With Early Comparisons To Hugo, The Virgin Islands and Puerto Rico Waits To See If Hurricane Irma Will Visit Us Next Week
WHERE WILL IRMA GO? The projected path and intensity of Hurricane Irma based on Friday’s modeling.
MIAMI — Powerful Hurricane Irma rapidly intensified in the open Atlantic and poses a major threat to the region, including the Virgin Islands and Puerto Rico next week.
Far across the Atlantic, just west of the Cabo Verde Islands, Irma strengthened into a Category 3 hurricane as of Thursday afternoon. Irma became a tropical storm at midday on Wednesday.
“There is the potential for Irma to ramp up to an even more powerful hurricane in the coming days,” according to AccuWeather Hurricane Expert Dan Kottlowski. “Irma is likely to become a major hurricane and could become a Category 4 well before it reaches the Lesser Antilles.”
A Category 4 hurricane has sustained winds of 130-156 mph (209-251 km/h).
Subtle changes in atmospheric conditions, such as slightly drier air and a small patch of strong winds aloft, can cause significant fluctuations in strength in even the strongest of hurricanes.
Irma will take about a week to make its trek westward across the Atlantic Ocean. Meteorologists will likely be tracking this storm through the middle of September.
“All interests in the eastern Caribbean will need to monitor the progress of this evolving and dangerous hurricane,” Kottlowski said.

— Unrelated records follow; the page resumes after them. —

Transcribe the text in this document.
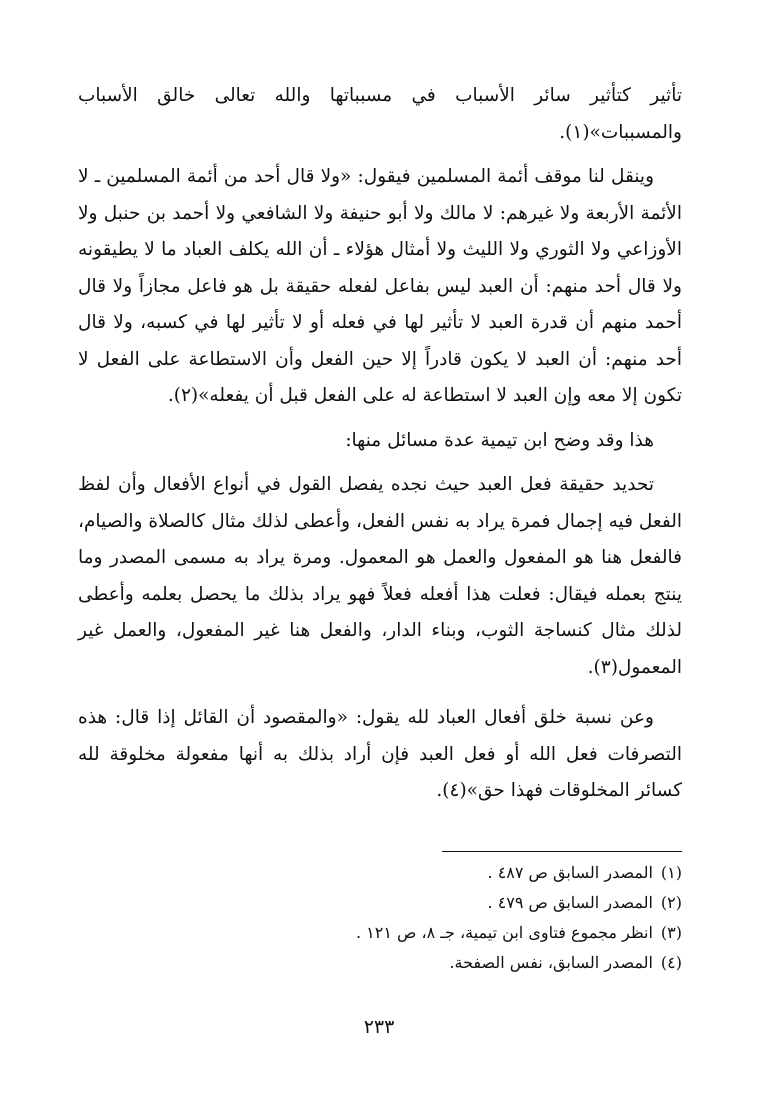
تأثير كتأثير سائر الأسباب في مسبباتها والله تعالى خالق الأسباب والمسببات»(١).

وينقل لنا موقف أئمة المسلمين فيقول: «ولا قال أحد من أئمة المسلمين ـ لا الأئمة الأربعة ولا غيرهم: لا مالك ولا أبو حنيفة ولا الشافعي ولا أحمد بن حنبل ولا الأوزاعي ولا الثوري ولا الليث ولا أمثال هؤلاء ـ أن الله يكلف العباد ما لا يطيقونه ولا قال أحد منهم: أن العبد ليس بفاعل لفعله حقيقة بل هو فاعل مجازاً ولا قال أحمد منهم أن قدرة العبد لا تأثير لها في فعله أو لا تأثير لها في كسبه، ولا قال أحد منهم: أن العبد لا يكون قادراً إلا حين الفعل وأن الاستطاعة على الفعل لا تكون إلا معه وإن العبد لا استطاعة له على الفعل قبل أن يفعله»(٢).

هذا وقد وضح ابن تيمية عدة مسائل منها:

تحديد حقيقة فعل العبد حيث نجده يفصل القول في أنواع الأفعال وأن لفظ الفعل فيه إجمال فمرة يراد به نفس الفعل، وأعطى لذلك مثال كالصلاة والصيام، فالفعل هنا هو المفعول والعمل هو المعمول. ومرة يراد به مسمى المصدر وما ينتج بعمله فيقال: فعلت هذا أفعله فعلاً فهو يراد بذلك ما يحصل بعلمه وأعطى لذلك مثال كنساجة الثوب، وبناء الدار، والفعل هنا غير المفعول، والعمل غير المعمول(٣).

وعن نسبة خلق أفعال العباد لله يقول: «والمقصود أن القائل إذا قال: هذه التصرفات فعل الله أو فعل العبد فإن أراد بذلك به أنها مفعولة مخلوقة لله كسائر المخلوقات فهذا حق»(٤).

(١)المصدر السابق ص ٤٨٧ .
(٢)المصدر السابق ص ٤٧٩ .
(٣)انظر مجموع فتاوى ابن تيمية، جـ ٨، ص ١٢١ .
(٤)المصدر السابق، نفس الصفحة.
٢٣٣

“It is way too soon to say with certainty where and if this system will impact the U.S.”
During this time, plenty of atmospheric factors will come into play to determine its path.
Possibilities range from a landfall on the Leeward Islands in the northeastern Caribbean to the Carolinas and the island nation of Bermuda – and everything in between.

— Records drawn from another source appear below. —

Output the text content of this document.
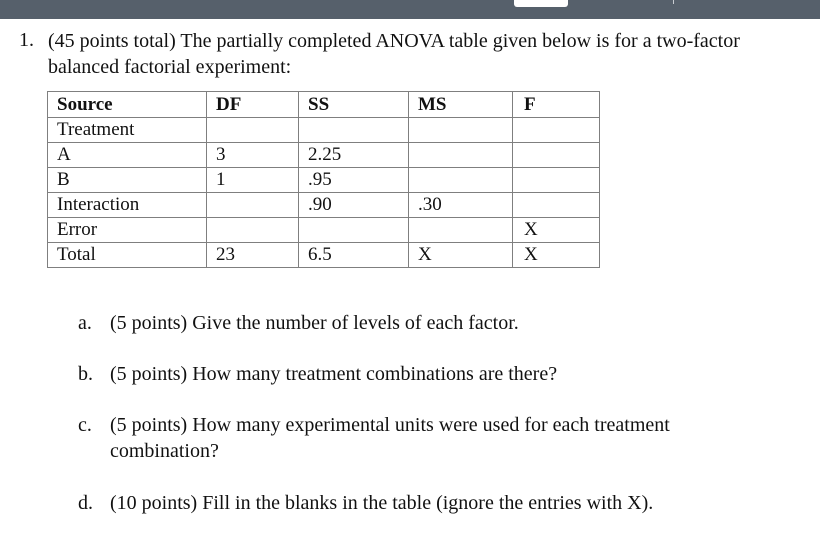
1. (45 points total) The partially completed ANOVA table given below is for a two-factor balanced factorial experiment:
Source	DF	SS	MS	F
Treatment				
A	3	2.25		
B	1	.95		
Interaction		.90	.30	
Error				X
Total	23	6.5	X	X
a. (5 points) Give the number of levels of each factor.
b. (5 points) How many treatment combinations are there?
c. (5 points) How many experimental units were used for each treatment combination?
d. (10 points) Fill in the blanks in the table (ignore the entries with X).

As of early Friday morning, Irma was located about 1,725 miles (2,775 km) east of the Leeward Islands with maximum sustained winds of 115 mph (185 km/h)
“Steering winds will guide Irma close to the Leeward Islands and then perhaps Puerto Rico and Hispaniola around the middle of next week,” according to AccuWeather Meteorologist Brian Thompson.
Conditions are favorable for tropical development throughout the central Atlantic, heightening the threat of significant strengthening as this system approaches the U.S.
The National Hurricane Center is also tracking a tropical wave that has just come off the coast of Africa.
It has a 50 percent chance of development over the next five days, and forecasters say that it could become a tropical depression early next week.
The next name on the list is Jose. The Atlantic hurricane season lasts until Nov. 30.